With winter approaching, a fledgling nonprofit called Doorways Into Good Shelter, or DIGS, for short, had offered him a temporary home in one of its 6-by-12-foot structures built on a truck chassis.

The Vermont Department of Public Safety’s fire and explosive investigation unit couldn’t determine the cause of the fire, but its test of the structure’s propane heating system indicated “some type of leak.”

Gokey — for the time being, at least — has a roof over his head that’s within walking distance of Listen’s community dinners, which is where he was headed with a friend after we finished talking Wednesday.

“It took a propane explosion,” Gokey said, but he now qualifies for monthly Social Security disability benefits, which helps pay for his motel room.

On Thursday, 83-year-old Raelene Lemery was home in Stockbridge, folding second-hand clothes that she had washed and was now looking to get into the hands of people in need.

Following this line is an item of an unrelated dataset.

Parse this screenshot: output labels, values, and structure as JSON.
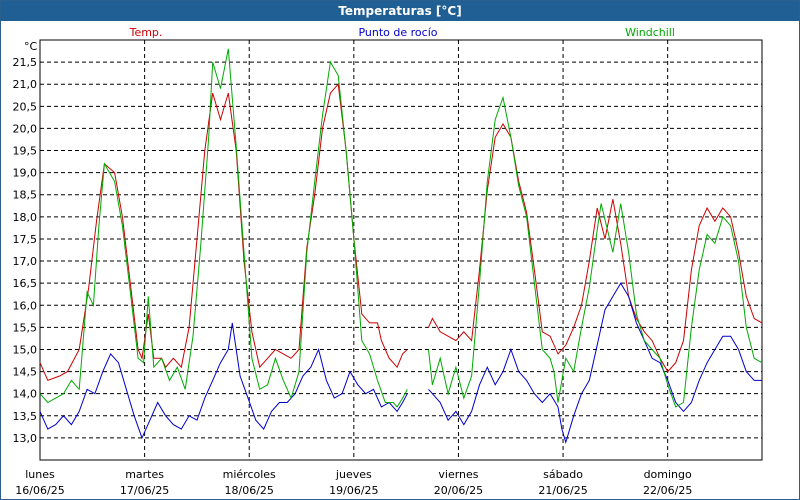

Which has always been her mission.

“I can’t sit around and do nothing when I know there are lots of people who could use help,” she said.

In late October, Lemery closed the nonprofit thrift store she’s run in South Royalton for 40 years.

“She was a solid presence in the town for as long as most people can remember,” said Adam Smith, general manager of South Royalton Market, a food co-op, a few doors down.

The Sunshine Thrift Shop was in the back room and basement of 108 Chelsea Station Restaurant.

As hard as it was to give up the store, Lemery recognized the time had come for her to slow down a bit. “Truly, it’s time for a rest,” she told me.

Lemery’s landlord, Tom Powers, had been giving her a break on the rent. After the restaurant closed in the spring, Powers told Lemery about a potential new tenant who was interested in renting the building for an eatery.

The deal fell through, but other possibilities remain, said Chet Powers, who is overseeing the property for his uncle. Combining a cafe with a self-service laundry, which would benefit the town — and its law school — is an idea being mulled over.

Meanwhile, Lemery’s “Thrift Store” sign dangles from a chain above the front entrance of the shuttered businesses.

“It breaks my heart to see it empty,” she said.